1998. Promising young actor Greg Sestero (Dave Franco) makes a friend with the quirky, off-beat and completely oddball Tommy Wiseau (James Franco). Together these two friends decide to head out to Hollywood to seek their fortune. But facing failure and discrimination the two friends think that their Hollywood dream might never come true. That is until Wiseau decides that if no one wants to direct him in a movie, he’ll do it himself.
It was the story that had to be told. How the hell did a complete outsider find his way into the movie business and make a movie so bad that it has become infamous and which has inspired a legion of fans from around the world. This is where we find ourselves in with The Disaster Artist, which examines two men’s journey to find their place in the world and make their dreams come true. For James Franco, a performer who has been labelled equal parts misfit and heartthrob, The Disaster Artist is his ultimate performance piece. As a performer, producer and director he has firmly worked to label himself as an artist and with the story of how The Room became The Room he finds something very special. The material is brilliant and he has plenty of support from his diverse range of friends who pop-up in various cameo appearances with my favourite coming from Zac Efron as the roided out Chris R!
It’s clear that the story and the life of Tommy Wiseau, now a cult icon, resonates deeply with Franco. And the actor throws himself into his subject. His performance goes beyond method and there is no semblance of Franco left in Wiseau with his long greasy hair, broken nose, outlandish wardrobe and slurred, garbled European speak even though he continually boasts that he is in fact “an All American boy from New Orleans.” Franco also doesn’t skimp on the severity of his character as Tommy can go from innocent and charming to a completely out of control rage in a moment. His time as a director is particularly brutal and he lords over everyone that he is the director and that his vision is final. But behind the abuse of power is the fact that Tommy is a painfully lonely and sad man who desperately wants to be excepted by those around him, and not vilified as a freak or monster. It’s this ability to show all sides of his character that really makes Franco’s performance special and he doesn’t hold anything back from his audience.
Standing next to Franco’s Wiseau is his younger brother Dave as the second part of this equation in the form of Greg Sistero. Sistero is the total opposite of Wiseau, a classically good-looking young man who has all the indicators of potential movie star success. Except that is for a lack of confidence and inability to put himself out there. While he does find some early success such as getting an agent he soon learns about the hard ropes of working in Hollywood and his lack of success drags him down. When the two decide that they’ll make The Room together it starts out with a lot of hope, but slowly and steadily Greg comes under Tommy’s darker side and the two eventually split in a bitter feud.

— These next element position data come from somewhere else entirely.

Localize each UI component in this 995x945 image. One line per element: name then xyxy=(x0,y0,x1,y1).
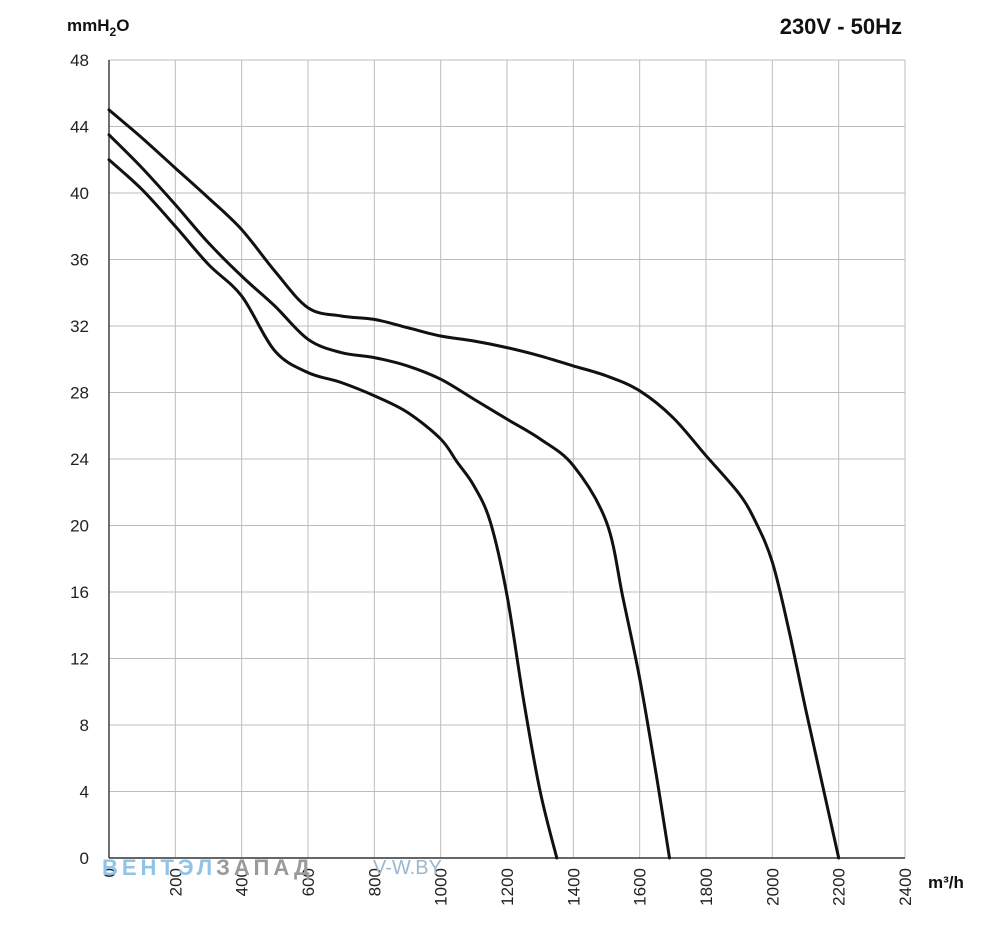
performance-curve-2 xyxy=(107,133,671,860)
x-tick-label: 1200 xyxy=(498,868,517,906)
y-tick-label: 44 xyxy=(70,118,89,137)
x-tick-label: 600 xyxy=(299,868,318,896)
x-tick-label: 1400 xyxy=(564,868,583,906)
x-tick-label: 400 xyxy=(233,868,252,896)
x-tick-label: 0 xyxy=(100,868,119,877)
x-tick-label: 1000 xyxy=(432,868,451,906)
y-tick-label: 40 xyxy=(70,184,89,203)
y-tick-label: 32 xyxy=(70,317,89,336)
performance-curves xyxy=(107,108,841,860)
y-tick-label: 12 xyxy=(70,650,89,669)
watermark-brand: ВЕНТЭЛЗАПАД xyxy=(102,855,314,880)
x-tick-label: 1800 xyxy=(697,868,716,906)
x-axis-unit-label: m³/h xyxy=(928,873,964,892)
y-tick-label: 8 xyxy=(80,716,89,735)
watermark-site: V-W.BY xyxy=(373,857,442,879)
y-tick-label: 16 xyxy=(70,583,89,602)
y-axis-unit-subscript: 2 xyxy=(110,25,117,39)
grid-lines xyxy=(108,59,906,859)
y-tick-label: 24 xyxy=(70,450,89,469)
x-tick-label: 2200 xyxy=(830,868,849,906)
x-tick-label: 1600 xyxy=(631,868,650,906)
y-axis-unit-label: mmH2O xyxy=(67,16,129,39)
y-axis-unit-tail: O xyxy=(116,16,129,35)
y-tick-label: 4 xyxy=(80,783,89,802)
x-tick-label: 2400 xyxy=(896,868,915,906)
y-tick-label: 28 xyxy=(70,384,89,403)
axes xyxy=(108,60,905,859)
performance-curve-1 xyxy=(107,158,559,860)
y-tick-label: 20 xyxy=(70,517,89,536)
x-tick-labels: 0 200 400 600 800 1000 1200 1400 1600 1800 2000 220… xyxy=(100,868,915,906)
watermark-brand-part2: ЗАПАД xyxy=(216,855,314,880)
x-tick-label: 200 xyxy=(166,868,185,896)
y-tick-label: 48 xyxy=(70,51,89,70)
y-tick-label: 36 xyxy=(70,251,89,270)
y-tick-label: 0 xyxy=(80,849,89,868)
performance-curve-3 xyxy=(107,108,841,860)
chart-title: 230V - 50Hz xyxy=(780,14,902,39)
x-tick-label: 800 xyxy=(365,868,384,896)
watermark-brand-part1: ВЕНТЭЛ xyxy=(102,855,216,880)
x-tick-label: 2000 xyxy=(763,868,782,906)
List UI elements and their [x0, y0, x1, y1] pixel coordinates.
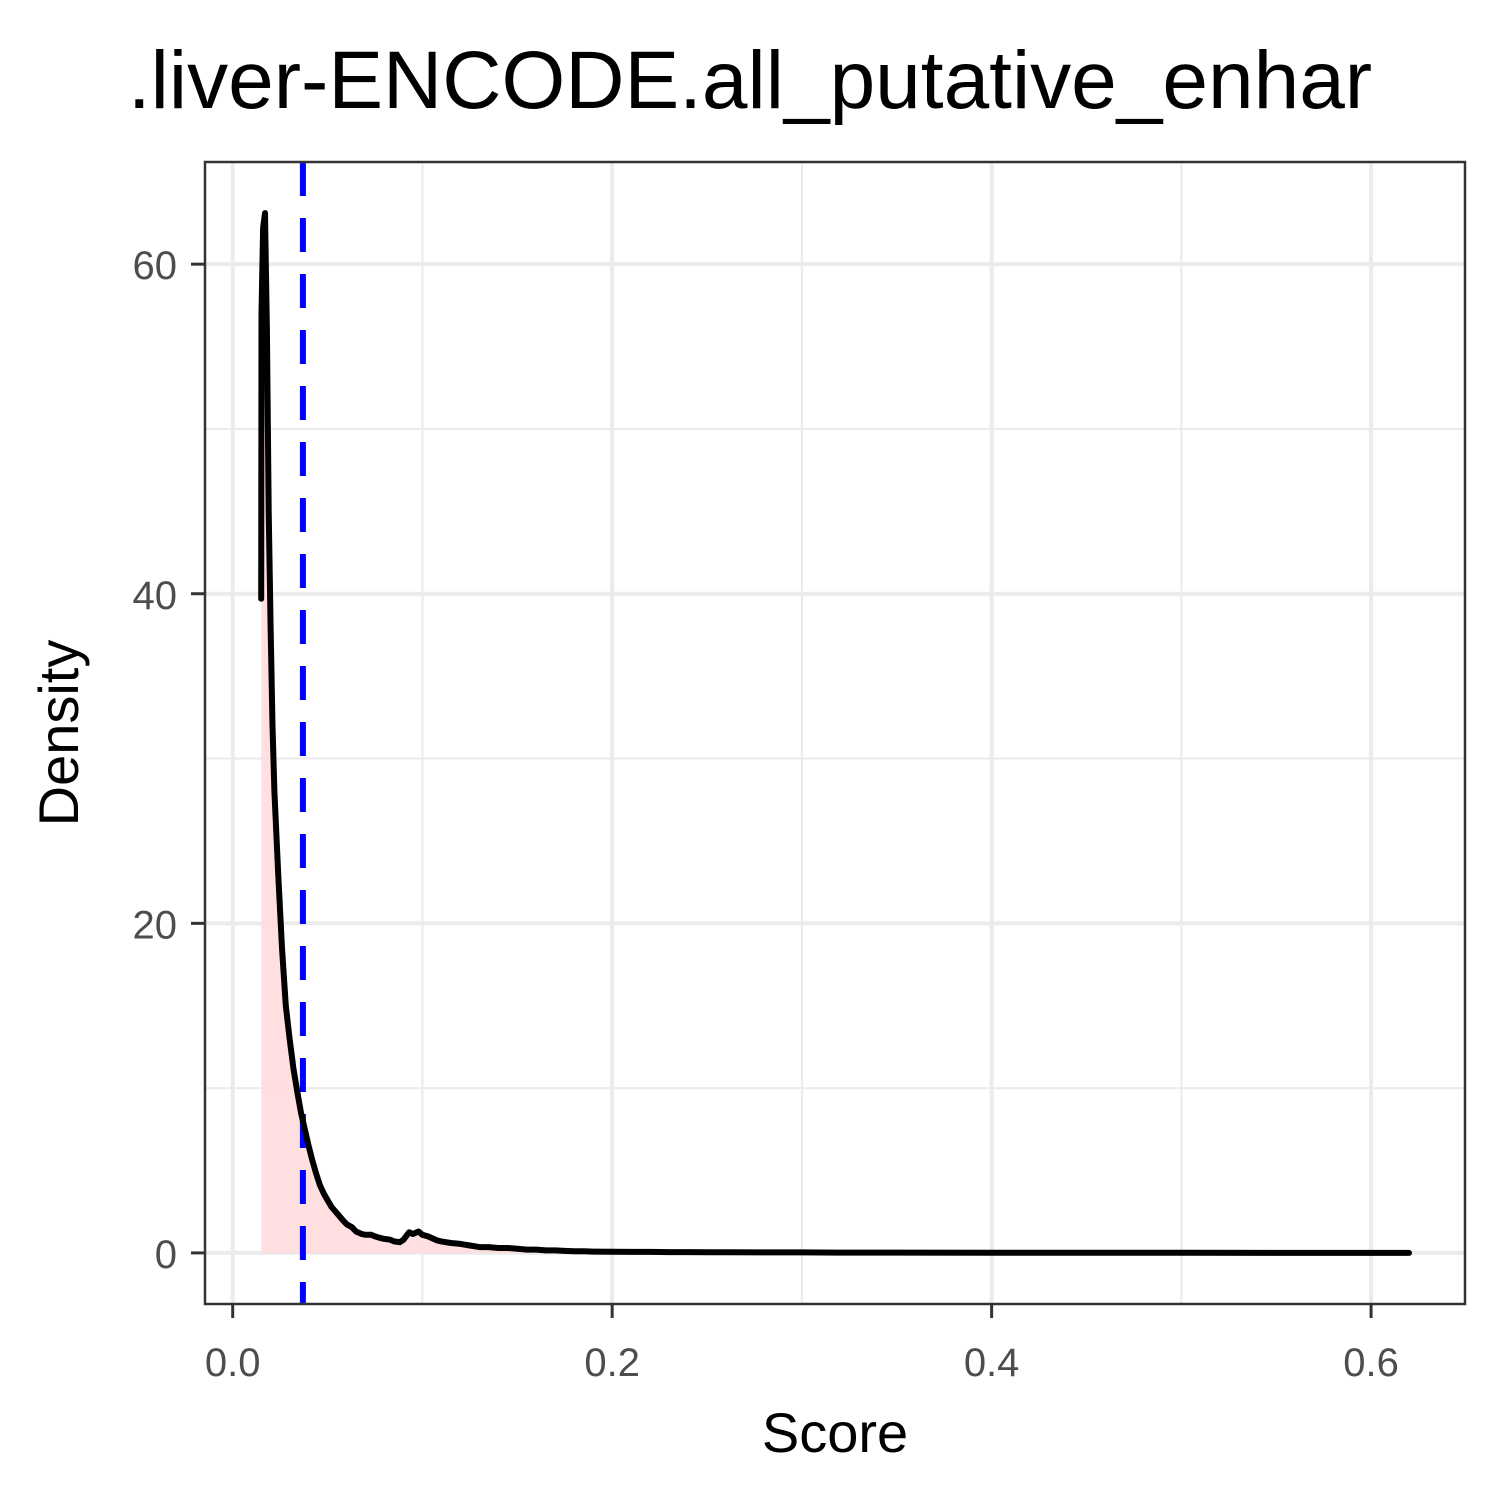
chart-title: .liver-ENCODE.all_putative_enhar: [128, 35, 1372, 126]
plot-panel-border: [203, 160, 1467, 1306]
x-tick-label: 0.2: [584, 1341, 640, 1385]
plot-panel-background: [205, 162, 1465, 1304]
minor-gridlines: [205, 162, 1465, 1304]
major-gridlines: [205, 162, 1465, 1304]
x-tick-label: 0.6: [1343, 1341, 1399, 1385]
y-tick-label: 0: [155, 1233, 177, 1277]
x-tick-label: 0.0: [205, 1341, 261, 1385]
density-curve-line: [258, 210, 1412, 1256]
x-axis-label: Score: [762, 1401, 908, 1464]
y-tick-label: 60: [133, 244, 178, 288]
y-axis-ticks: 0 20 40 60: [133, 244, 205, 1277]
y-axis-label: Density: [27, 640, 90, 827]
y-tick-label: 20: [133, 903, 178, 947]
y-tick-label: 40: [133, 574, 178, 618]
x-tick-label: 0.4: [964, 1341, 1020, 1385]
x-axis-ticks: 0.0 0.2 0.4 0.6: [205, 1304, 1399, 1385]
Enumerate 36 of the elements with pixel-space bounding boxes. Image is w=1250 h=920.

While it’s definitely hard to keep up with Franco’s Tommy, the younger Franco does a great job and really puts in a stellar performance as Greg, a young man who is finding himself and trying to figure out whether Hollywood is the right place for him or not. While there’s plenty of sadness and turmoil that follows, ultimately this is a film that is not so much about the making of an infamous movie, but rather that of friendship. All friendships have their up’s and down’s along with plenty of crazy adventures thrown in their and this certainly clear of the relationship that was shared between Tommy, Greg and The Room. I can say that ultimately there is a happy ending and everything comes together in the right way, although not how these two best friends ever could ever think it would turn out.
The Disaster Artist is a celebration of creativity, dreams, friendship and what it means to follow one’s passion. While it could have been very easy to just dismiss Wiseau and Sistero as enthusiast amateurs, Franco gives them the respect they deserve and captures their story perfectly. I myself was blown away by how sincere and celebratory the film was and I have my fingers crossed that Franco will see some love this awards season because he truly deserves it.